Epiphreatic caves provide access to the water table where measurements of tidal amplitude and attenuation allow the calculation of aquifer properties needed to estimate a water budget, where boundary conditions are constrained. Quintana Roo, Mexico contains extensive epiphreatic caves extending at least 10 km inland perpendicular to the Caribbean shoreline. Water budgets are challenging to calculate due to wide variability of precipitation (1092- 1500 mm/yr) and ET (350-2,500 mm/yr), and uncertain boundaries of coastal karst basins. Previous studies have assumed regional gradients are near zero and relatively stable over time. Discharge in low gradient systems is sensitive to even slight changes resulting from recharge and tides, therefore it is important to precisely measure spatial and temporal gradient variability. This study analyzed high-frequency, long-term, water level data from epiphreatic conduits to constrain bulk aquifer properties.

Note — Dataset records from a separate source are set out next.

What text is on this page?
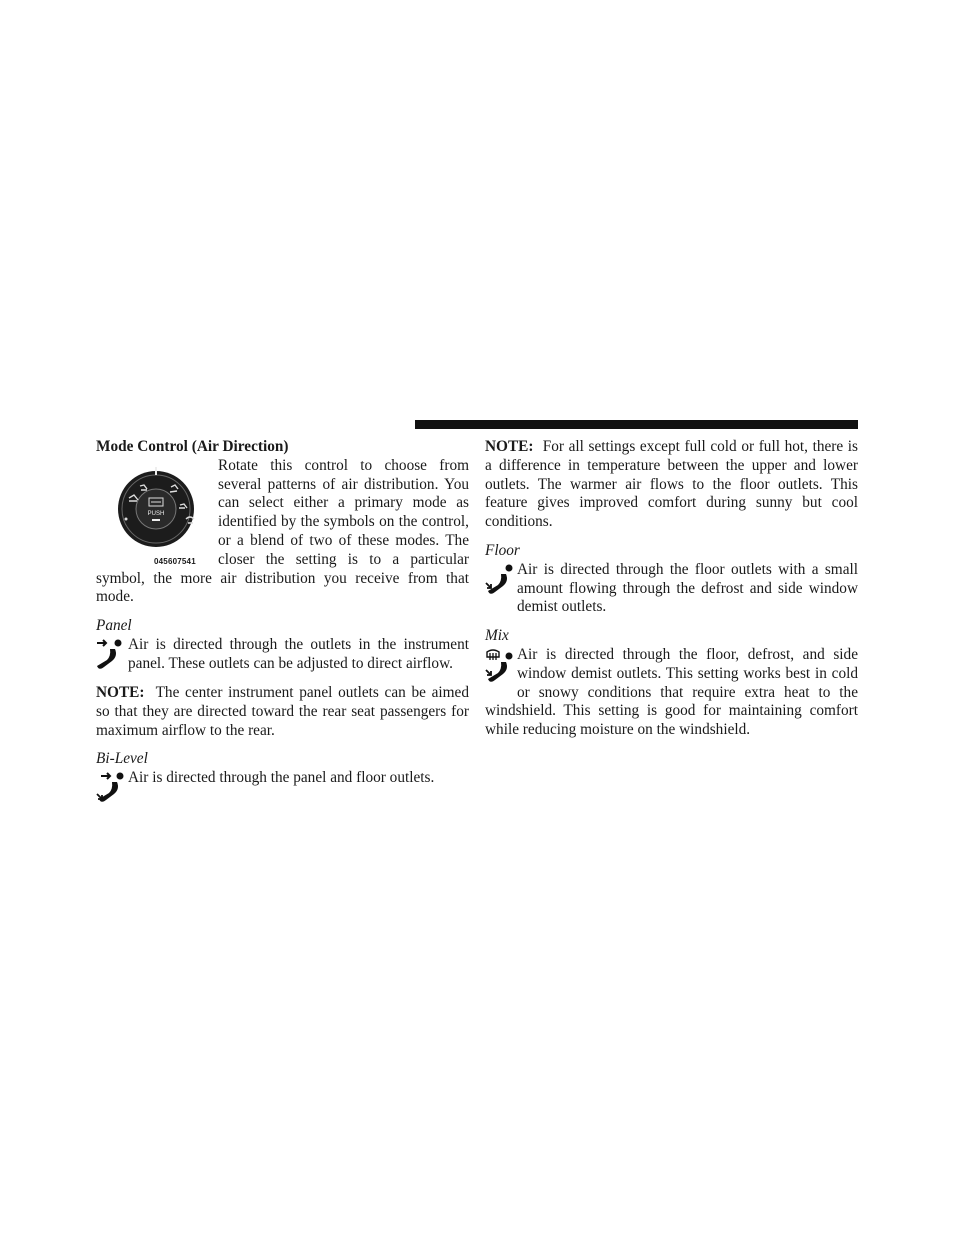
Mode Control (Air Direction)

PUSH
045607541

Rotate this control to choose from several patterns of air distribution. You can select either a primary mode as identified by the symbols on the control, or a blend of two of these modes. The closer the setting is to a particular symbol, the more air distribution you receive from that mode.

Panel

Air is directed through the outlets in the instrument panel. These outlets can be adjusted to direct airflow.

NOTE: The center instrument panel outlets can be aimed so that they are directed toward the rear seat passengers for maximum airflow to the rear.

Bi-Level

Air is directed through the panel and floor outlets.

NOTE: For all settings except full cold or full hot, there is a difference in temperature between the upper and lower outlets. The warmer air flows to the floor outlets. This feature gives improved comfort during sunny but cool conditions.

Floor

Air is directed through the floor outlets with a small amount flowing through the defrost and side window demist outlets.

Mix

Air is directed through the floor, defrost, and side window demist outlets. This setting works best in cold or snowy conditions that require extra heat to the windshield. This setting is good for maintaining comfort while reducing moisture on the windshield.
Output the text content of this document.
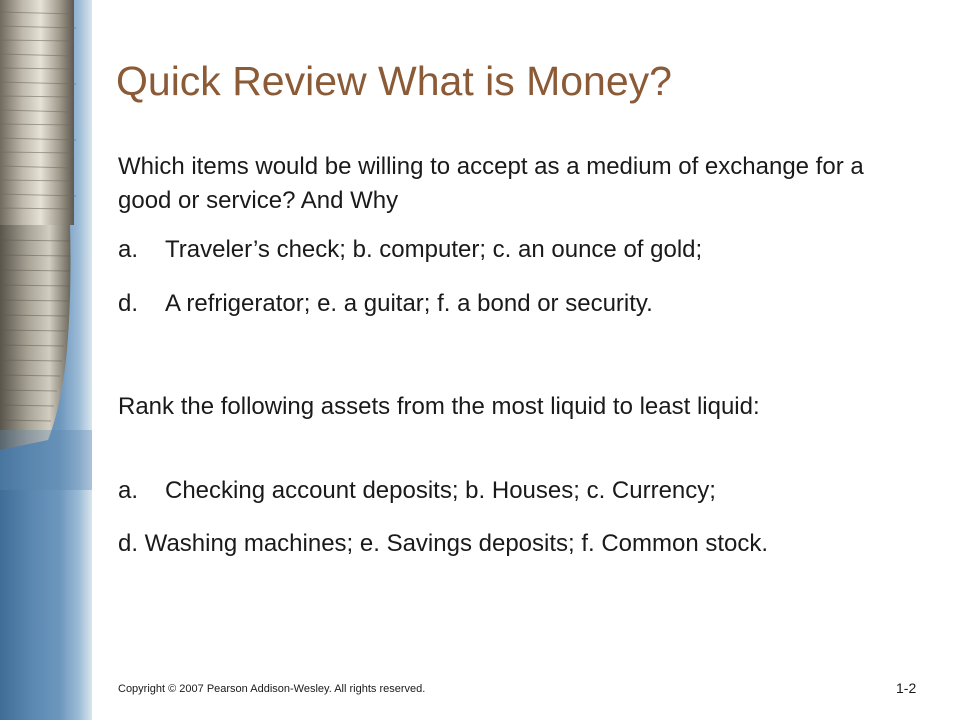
Quick Review What is Money?
Which items would be willing to accept as a medium of exchange for a good or service? And Why
a. Traveler’s check; b. computer; c. an ounce of gold;
d. A refrigerator; e. a guitar; f. a bond or security.
Rank the following assets from the most liquid to least liquid:
a. Checking account deposits; b. Houses; c. Currency;
d. Washing machines; e. Savings deposits; f. Common stock.
Copyright © 2007 Pearson Addison-Wesley. All rights reserved.	1-2
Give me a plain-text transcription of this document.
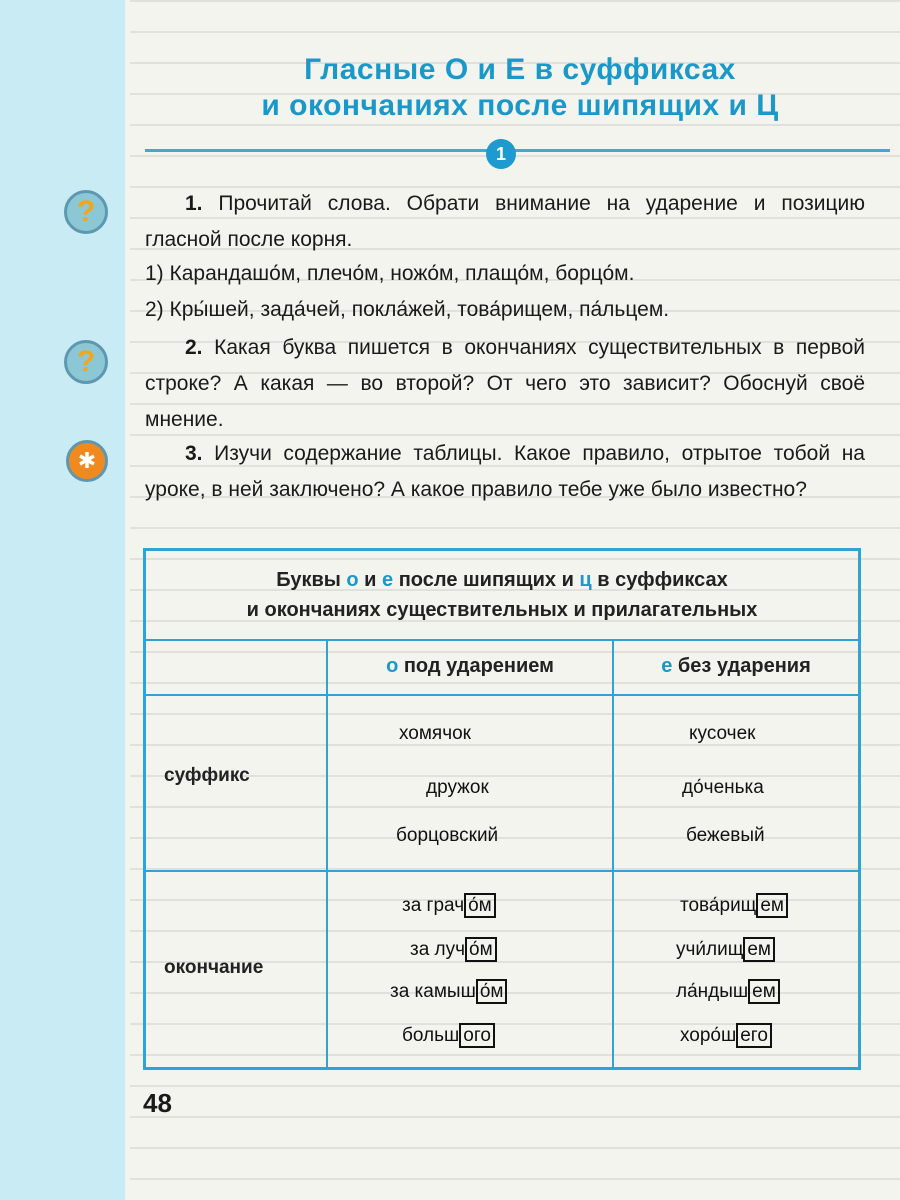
Гласные О и Е в суффиксах
и окончаниях после шипящих и Ц
1
?
?
✱
1. Прочитай слова. Обрати внимание на ударение и позицию гласной после корня.
1) Карандашо́м, плечо́м, ножо́м, плащо́м, борцо́м.
2) Кры́шей, зада́чей, покла́жей, това́рищем, па́льцем.
2. Какая буква пишется в окончаниях существительных в первой строке? А какая — во второй? От чего это зависит? Обоснуй своё мнение.
3. Изучи содержание таблицы. Какое правило, отрытое тобой на уроке, в ней заключено? А какое правило тебе уже было известно?
Буквы о и е после шипящих и ц в суффиксах
и окончаниях существительных и прилагательных
о под ударением	е без ударения
суффикс
окончание
хомячок
дружок
борцовский
кусочек
до́ченька
бежевый
за грач о́м
за луч о́м
за камыш о́м
больш ого
това́рищ ем
учи́лищ ем
ла́ндыш ем
хоро́ш его
48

Data were collected at 30-minute resolution in August 2015 and from January 2016 to August 2018 using paired barometric and water-level loggers in Sistema Jaguar near Paamul, Mexico, at sites along a transect (0.5 km, 2 km, 4 km, and 6 km) perpendicular to the coast. Elevations were established using averaged barometric differences relative to a reference station near the coastline. Sites were also surveyed to high-precision GPS benchmarks set at cave entrances. In August 2017, instruments were placed in Pixan Bel, a parallel system to the west of Sistema Jaguar, at 5 to 7 km inland. Hydraulic gradient is steepest near the coastline (7 m/km at 0.5 km inland) and flattens inland (0.3 to 0.5 m/km beyond 5 km inland). Diffusivity ranged from 1 to 2 x 10⁸ m²/d, Transmissivity ranged from 1.5 to 5x10⁷ m²/d (assuming a storativity of 0.3), and Hydraulic Conductivity ranged from 6.1 x 10⁵ to 1.8 x 10⁶ m/d across aquifer thicknesses of 10-30 m. Results are comparable to Beddows, 2004 (D= 1.8 to 3.7 x 10⁷ m²/d, T= 1.1 to 5.4 x 10⁷ m²/d, K= 5.3 x 10⁶ to 2.8 x 10⁷ m/d) and models by Gondwe, 2010 (K= 2.2 x 10⁵ to 5.9 x 10⁶ m/d). Our findings are in general agreement with previous work based on observations in conduits but indicate that diffusivity is high between cave conduits and the coastline, suggesting that matrix flow also contributes substantially to discharge and should be included in aquifer models.